Replacing the shaft on an iron is relatively straightforward. There will be a pin through the neck of the hosel; drive it out with a straight one-eighth-inch pin punch. A soft block of lead makes a nice cushion when you hammer down on a recalcitrant pin. After the pin is removed, and if the head is already loose, you may be able to twist it off. Otherwise you can persuade it with a rubber mallet.

Your rat-tail and flat bastard pay for themselves now. With the former you clean the old glue out of the cavity in the hosel. With the latter you shape the tip of the replacement shaft to fit the cavity.
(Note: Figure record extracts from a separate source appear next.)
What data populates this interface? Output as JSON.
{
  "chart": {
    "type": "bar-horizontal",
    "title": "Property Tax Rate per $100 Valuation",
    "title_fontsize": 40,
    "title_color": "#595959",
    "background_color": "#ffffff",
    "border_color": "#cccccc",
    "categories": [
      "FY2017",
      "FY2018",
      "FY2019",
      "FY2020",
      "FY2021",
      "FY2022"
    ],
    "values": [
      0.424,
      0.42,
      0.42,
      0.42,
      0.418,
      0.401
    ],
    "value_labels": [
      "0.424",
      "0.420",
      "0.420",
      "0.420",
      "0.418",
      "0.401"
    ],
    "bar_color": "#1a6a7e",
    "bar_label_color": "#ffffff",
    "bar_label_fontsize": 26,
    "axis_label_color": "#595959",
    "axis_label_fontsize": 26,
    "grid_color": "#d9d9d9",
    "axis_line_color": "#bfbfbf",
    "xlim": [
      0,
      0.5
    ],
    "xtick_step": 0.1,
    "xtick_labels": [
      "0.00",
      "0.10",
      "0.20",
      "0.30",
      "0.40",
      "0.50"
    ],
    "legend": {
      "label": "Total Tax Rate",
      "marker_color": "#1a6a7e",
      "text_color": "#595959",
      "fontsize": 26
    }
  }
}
Before you glue it in, align the grain perpendicular to the clubface. "If the grain is parallel to the face," Livingston says, "the shaft can break."
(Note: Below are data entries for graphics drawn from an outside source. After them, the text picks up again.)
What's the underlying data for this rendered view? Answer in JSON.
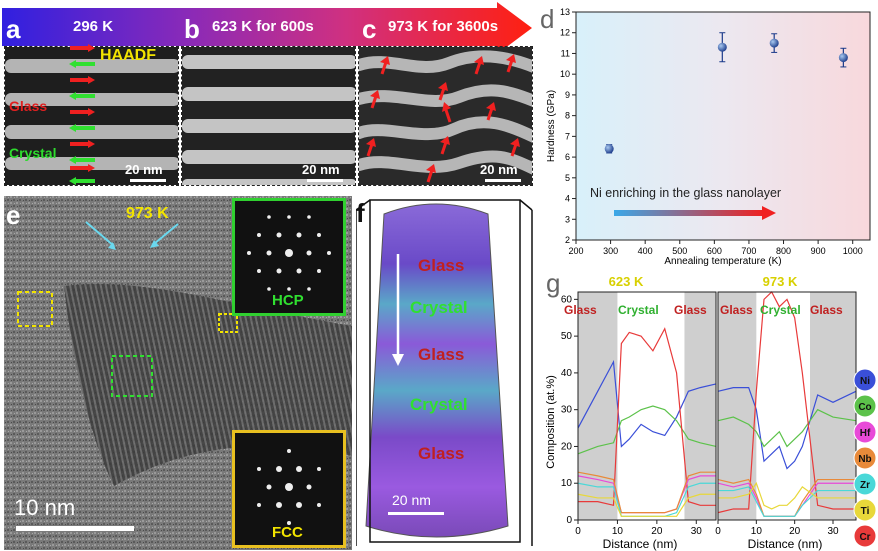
{
  "panel_a": {
    "letter": "a",
    "temp": "296 K",
    "mode": "HAADF",
    "label_glass": "Glass",
    "label_crystal": "Crystal",
    "scale": "20 nm"
  },
  "panel_b": {
    "letter": "b",
    "title": "623 K for 600s",
    "scale": "20 nm"
  },
  "panel_c": {
    "letter": "c",
    "title": "973 K for 3600s",
    "scale": "20 nm"
  },
  "panel_e": {
    "letter": "e",
    "temp": "973 K",
    "scale": "10 nm",
    "inset_top": "HCP",
    "inset_bottom": "FCC"
  },
  "panel_f": {
    "letter": "f",
    "layers": [
      "Glass",
      "Crystal",
      "Glass",
      "Crystal",
      "Glass"
    ],
    "scale": "20 nm"
  },
  "panel_d": {
    "letter": "d",
    "annotation": "Ni enriching in the glass nanolayer"
  },
  "panel_g": {
    "letter": "g",
    "left_temp": "623 K",
    "right_temp": "973 K",
    "region_labels": [
      "Glass",
      "Crystal",
      "Glass"
    ],
    "legend": [
      {
        "el": "Ni",
        "color": "#3a4fd8"
      },
      {
        "el": "Co",
        "color": "#5cc24a"
      },
      {
        "el": "Hf",
        "color": "#e84ad8"
      },
      {
        "el": "Nb",
        "color": "#e88a3a"
      },
      {
        "el": "Zr",
        "color": "#4ad8d8"
      },
      {
        "el": "Ti",
        "color": "#e8d83a"
      },
      {
        "el": "Cr",
        "color": "#e83a3a"
      }
    ]
  },
  "chart_data": [
    {
      "type": "scatter",
      "panel": "d",
      "xlabel": "Annealing temperature (K)",
      "ylabel": "Hardness (GPa)",
      "xlim": [
        200,
        1050
      ],
      "ylim": [
        2,
        13
      ],
      "x_ticks": [
        200,
        300,
        400,
        500,
        600,
        700,
        800,
        900,
        1000
      ],
      "y_ticks": [
        2,
        3,
        4,
        5,
        6,
        7,
        8,
        9,
        10,
        11,
        12,
        13
      ],
      "x": [
        296,
        623,
        773,
        973
      ],
      "y": [
        6.4,
        11.3,
        11.5,
        10.8
      ],
      "err": [
        0.2,
        0.7,
        0.45,
        0.45
      ]
    },
    {
      "type": "line",
      "panel": "g-left",
      "xlabel": "Distance (nm)",
      "ylabel": "Composition (at.%)",
      "xlim": [
        0,
        35
      ],
      "ylim": [
        0,
        62
      ],
      "x_ticks": [
        0,
        10,
        20,
        30
      ],
      "y_ticks": [
        0,
        10,
        20,
        30,
        40,
        50,
        60
      ],
      "x": [
        0,
        5,
        9,
        11,
        13,
        16,
        19,
        22,
        25,
        28,
        31,
        35
      ],
      "series": [
        {
          "name": "Ni",
          "values": [
            25,
            35,
            43,
            20,
            22,
            26,
            24,
            23,
            28,
            35,
            36,
            37
          ]
        },
        {
          "name": "Co",
          "values": [
            18,
            20,
            21,
            27,
            28,
            30,
            31,
            30,
            27,
            22,
            21,
            20
          ]
        },
        {
          "name": "Cr",
          "values": [
            5,
            5,
            4,
            48,
            51,
            50,
            46,
            52,
            40,
            5,
            4,
            4
          ]
        },
        {
          "name": "Hf",
          "values": [
            12,
            11,
            10,
            2,
            2,
            2,
            2,
            2,
            3,
            11,
            12,
            12
          ]
        },
        {
          "name": "Nb",
          "values": [
            13,
            12,
            11,
            2,
            2,
            2,
            2,
            2,
            3,
            12,
            13,
            13
          ]
        },
        {
          "name": "Zr",
          "values": [
            10,
            9,
            9,
            1,
            1,
            1,
            1,
            1,
            2,
            9,
            10,
            10
          ]
        },
        {
          "name": "Ti",
          "values": [
            7,
            6,
            6,
            1,
            1,
            1,
            1,
            1,
            1,
            6,
            7,
            7
          ]
        }
      ]
    },
    {
      "type": "line",
      "panel": "g-right",
      "xlabel": "Distance (nm)",
      "xlim": [
        0,
        36
      ],
      "ylim": [
        0,
        62
      ],
      "x_ticks": [
        0,
        10,
        20,
        30
      ],
      "x": [
        0,
        4,
        8,
        10,
        12,
        14,
        16,
        18,
        20,
        22,
        26,
        30,
        36
      ],
      "series": [
        {
          "name": "Ni",
          "values": [
            35,
            36,
            36,
            30,
            16,
            18,
            20,
            14,
            16,
            20,
            34,
            32,
            35
          ]
        },
        {
          "name": "Co",
          "values": [
            27,
            28,
            26,
            24,
            20,
            22,
            24,
            20,
            22,
            24,
            30,
            28,
            27
          ]
        },
        {
          "name": "Cr",
          "values": [
            2,
            3,
            3,
            35,
            60,
            62,
            58,
            60,
            55,
            40,
            4,
            3,
            3
          ]
        },
        {
          "name": "Hf",
          "values": [
            10,
            9,
            10,
            6,
            1,
            1,
            1,
            1,
            1,
            4,
            10,
            10,
            10
          ]
        },
        {
          "name": "Nb",
          "values": [
            11,
            10,
            11,
            7,
            1,
            1,
            1,
            1,
            1,
            5,
            11,
            11,
            11
          ]
        },
        {
          "name": "Zr",
          "values": [
            8,
            8,
            9,
            5,
            1,
            1,
            1,
            1,
            1,
            4,
            8,
            8,
            8
          ]
        },
        {
          "name": "Ti",
          "values": [
            6,
            6,
            7,
            10,
            4,
            3,
            4,
            4,
            6,
            9,
            6,
            6,
            6
          ]
        }
      ]
    }
  ]
}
A shaft can be spliced to the neck of a wooden clubhead by making two long flat diagonal cuts and matching the surfaces exactly. Flat bastard is your man here. Then apply Elmer's, fasten the two sides together with strapping tape and tighten hose clamps over the tape. While it dries, grab an iron, break out the steel wool and turn on a ball game.

Handle With Care
Grips are a gray area. Some of the earliest clubs had bare handles. In the eighteenth century, strips of wool were fastened with cord and nails. Late-nineteenth-century grips were sheepskin wound over a listing of wool. After 1900, the fashion was for hard-tanned leather or suedelike gusset leather, with friction tape as the listing, though crepe paper and linen were also used for listing.
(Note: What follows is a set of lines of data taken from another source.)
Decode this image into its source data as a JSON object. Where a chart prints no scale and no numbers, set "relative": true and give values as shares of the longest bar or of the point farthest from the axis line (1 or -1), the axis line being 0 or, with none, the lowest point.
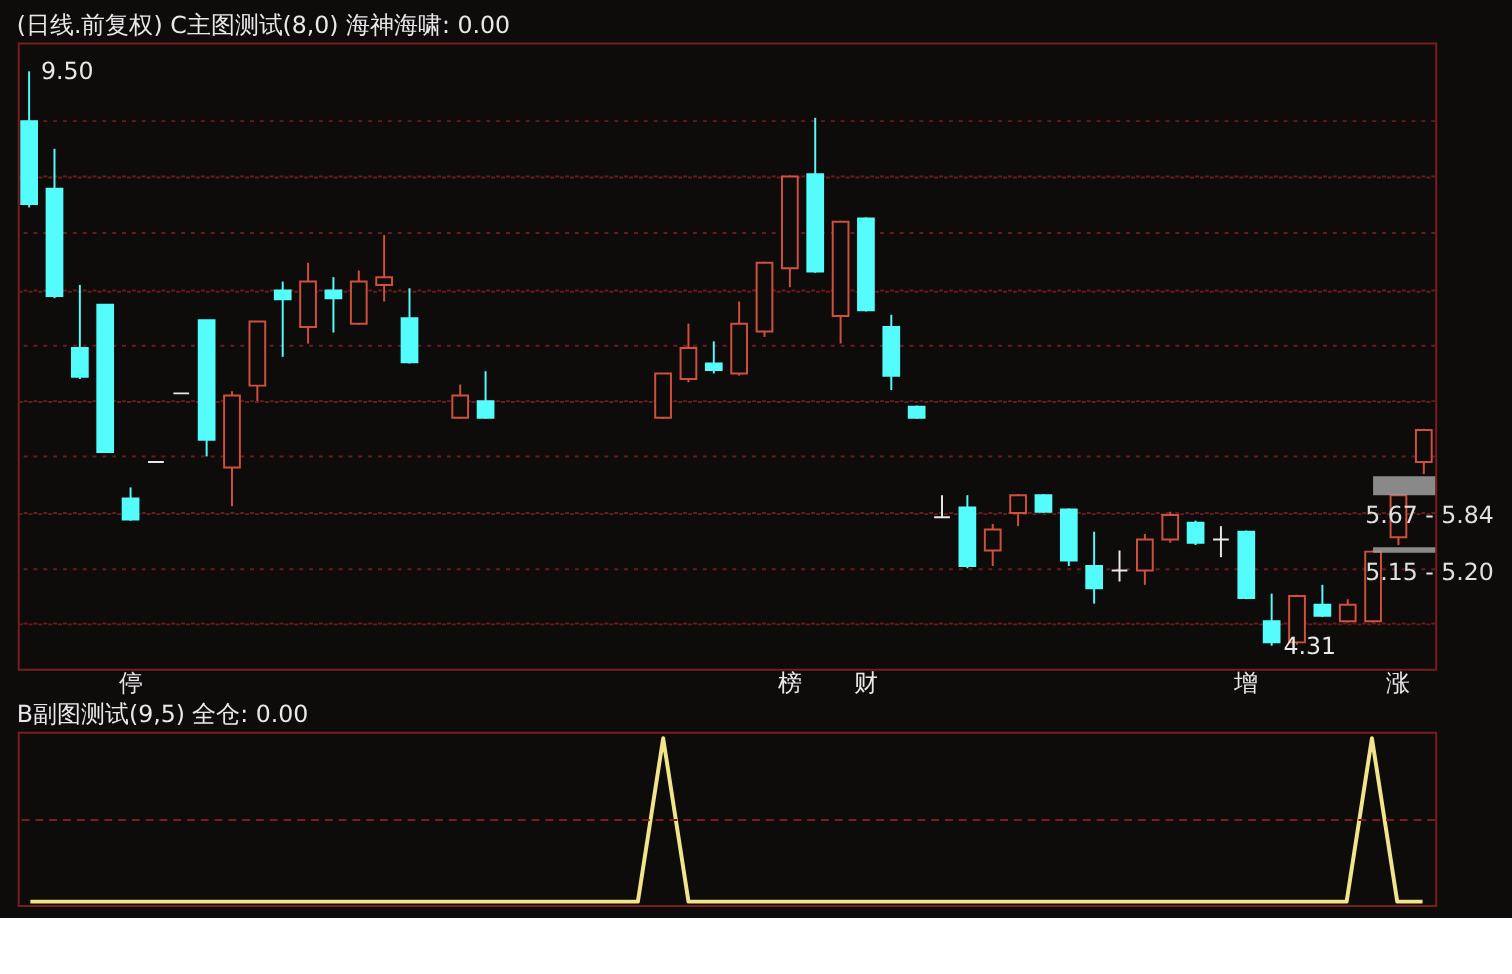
{
  "chart_data": [
    {
      "type": "candlestick",
      "title": "(日线.前复权) C主图测试(8,0) 海神海啸: 0.00",
      "categories": [
        null,
        null,
        null,
        null,
        "停",
        null,
        null,
        null,
        null,
        null,
        null,
        null,
        null,
        null,
        null,
        null,
        null,
        null,
        null,
        null,
        null,
        null,
        null,
        null,
        null,
        null,
        null,
        null,
        null,
        null,
        "榜",
        null,
        null,
        "财",
        null,
        null,
        null,
        null,
        null,
        null,
        null,
        null,
        null,
        null,
        null,
        null,
        null,
        null,
        "增",
        null,
        null,
        null,
        null,
        null,
        "涨",
        null
      ],
      "ohlc": [
        [
          9.05,
          9.5,
          8.27,
          8.3
        ],
        [
          8.44,
          8.8,
          7.45,
          7.47
        ],
        [
          7.0,
          7.57,
          6.72,
          6.74
        ],
        [
          7.39,
          7.39,
          6.06,
          6.06
        ],
        [
          5.64,
          5.74,
          5.44,
          5.45
        ],
        [
          5.97,
          5.97,
          5.97,
          5.97
        ],
        [
          6.59,
          6.59,
          6.59,
          6.59
        ],
        [
          7.25,
          7.25,
          6.02,
          6.17
        ],
        [
          5.92,
          6.61,
          5.57,
          6.57
        ],
        [
          6.66,
          7.24,
          6.52,
          7.24
        ],
        [
          7.52,
          7.6,
          6.92,
          7.44
        ],
        [
          7.19,
          7.77,
          7.04,
          7.6
        ],
        [
          7.52,
          7.64,
          7.14,
          7.45
        ],
        [
          7.22,
          7.7,
          7.21,
          7.6
        ],
        [
          7.57,
          8.02,
          7.42,
          7.64
        ],
        [
          7.27,
          7.54,
          6.86,
          6.87
        ],
        null,
        [
          6.37,
          6.67,
          6.36,
          6.57
        ],
        [
          6.52,
          6.79,
          6.36,
          6.37
        ],
        null,
        null,
        null,
        null,
        null,
        null,
        [
          6.37,
          6.77,
          6.36,
          6.77
        ],
        [
          6.72,
          7.22,
          6.69,
          7.0
        ],
        [
          6.86,
          7.06,
          6.77,
          6.8
        ],
        [
          6.77,
          7.42,
          6.75,
          7.22
        ],
        [
          7.15,
          7.78,
          7.1,
          7.77
        ],
        [
          7.72,
          8.56,
          7.55,
          8.55
        ],
        [
          8.57,
          9.08,
          7.68,
          7.69
        ],
        [
          7.29,
          8.15,
          7.04,
          8.14
        ],
        [
          8.17,
          8.18,
          7.33,
          7.34
        ],
        [
          7.19,
          7.3,
          6.62,
          6.75
        ],
        [
          6.47,
          6.48,
          6.36,
          6.37
        ],
        [
          5.47,
          5.67,
          5.47,
          5.47
        ],
        [
          5.56,
          5.67,
          5.01,
          5.03
        ],
        [
          5.17,
          5.41,
          5.03,
          5.36
        ],
        [
          5.51,
          5.68,
          5.39,
          5.67
        ],
        [
          5.67,
          5.68,
          5.51,
          5.52
        ],
        [
          5.54,
          5.55,
          5.03,
          5.08
        ],
        [
          5.03,
          5.34,
          4.69,
          4.83
        ],
        [
          4.99,
          5.17,
          4.89,
          4.99
        ],
        [
          4.99,
          5.32,
          4.86,
          5.27
        ],
        [
          5.27,
          5.52,
          5.24,
          5.49
        ],
        [
          5.42,
          5.44,
          5.22,
          5.24
        ],
        [
          5.27,
          5.39,
          5.11,
          5.27
        ],
        [
          5.34,
          5.35,
          4.73,
          4.74
        ],
        [
          4.53,
          4.78,
          4.31,
          4.34
        ],
        [
          4.34,
          4.77,
          4.32,
          4.76
        ],
        [
          4.68,
          4.86,
          4.57,
          4.58
        ],
        [
          4.53,
          4.73,
          4.52,
          4.68
        ],
        [
          4.53,
          5.17,
          4.52,
          5.16
        ],
        [
          5.29,
          5.68,
          5.22,
          5.67
        ],
        [
          5.97,
          6.27,
          5.86,
          6.26
        ]
      ],
      "yticks": [
        {
          "value": 4.51,
          "label": null
        },
        {
          "value": 5.0,
          "label": null
        },
        {
          "value": 5.51,
          "label": null
        },
        {
          "value": 6.02,
          "label": null
        },
        {
          "value": 6.52,
          "label": null
        },
        {
          "value": 7.02,
          "label": null
        },
        {
          "value": 7.52,
          "label": null
        },
        {
          "value": 8.04,
          "label": null
        },
        {
          "value": 8.55,
          "label": null
        },
        {
          "value": 9.05,
          "label": null
        }
      ],
      "grid": "y",
      "tick_labels": "x",
      "bands": [
        {
          "axis": "y",
          "from": 5.67,
          "to": 5.84,
          "label": "5.67 - 5.84",
          "color": "#a0a0a0"
        },
        {
          "axis": "y",
          "from": 5.15,
          "to": 5.2,
          "label": "5.15 - 5.20",
          "color": "#a0a0a0"
        }
      ],
      "annotations": [
        "9.50",
        "4.31"
      ]
    },
    {
      "type": "line",
      "title": "B副图测试(9,5)  全仓: 0.00",
      "relative": true,
      "tick_labels": false,
      "categories": [
        null,
        null,
        null,
        null,
        null,
        null,
        null,
        null,
        null,
        null,
        null,
        null,
        null,
        null,
        null,
        null,
        null,
        null,
        null,
        null,
        null,
        null,
        null,
        null,
        null,
        null,
        null,
        null,
        null,
        null,
        null,
        null,
        null,
        null,
        null,
        null,
        null,
        null,
        null,
        null,
        null,
        null,
        null,
        null,
        null,
        null,
        null,
        null,
        null,
        null,
        null,
        null,
        null,
        null,
        null,
        null
      ],
      "series": [
        {
          "color": "#f2e48a",
          "values": [
            0,
            0,
            0,
            0,
            0,
            0,
            0,
            0,
            0,
            0,
            0,
            0,
            0,
            0,
            0,
            0,
            0,
            0,
            0,
            0,
            0,
            0,
            0,
            0,
            0,
            1,
            0,
            0,
            0,
            0,
            0,
            0,
            0,
            0,
            0,
            0,
            0,
            0,
            0,
            0,
            0,
            0,
            0,
            0,
            0,
            0,
            0,
            0,
            0,
            0,
            0,
            0,
            0,
            1,
            0,
            0
          ]
        }
      ],
      "ref_lines": [
        {
          "axis": "y",
          "value": 0.5,
          "color": "#7a1e1e",
          "line_style": "dashed"
        }
      ]
    }
  ]
}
Since grips can be expected to wear out faster than any other club component, it's not unusual for a grip to have been replaced on a hickory club that is otherwise original. Hobbyists can generally live with that, if the replacement is faithful to the materials of the time. Those materials are not always easy to come by. Livingston says that most leather skins today are polycoated for use in furniture and clothing and make for slippery grips. He buys "deer-tanned" calfskin, which is processed with oil and comes out slightly tacky.

Livingston spreads the skin over mat board and cuts "across the width, from the back to the belly" with a razor knife and a four-foot steel ruler. If he does it right he gets a twenty-nine-inch strip that steadily tapers from one and five-eighth inches to one and one-fourth inches. Of course, he's a pro. For the rest of us, precut strips from golfforallages.com will suffice.

They do not necessarily have to be brown. Livingston has a 1920s catalog from something called the St. Andrews Golf Co., in which precut calfskin, pigskin and rubber grip strips are offered in red, violet and green in addition to black and brown. When he unwraps old grips that have darkened with age, Livingston often finds similar colors lurking underneath. In that way his work with old hickories' handles is a microcosm of the subtleties of club restoration: You can't judge a grip by its cover.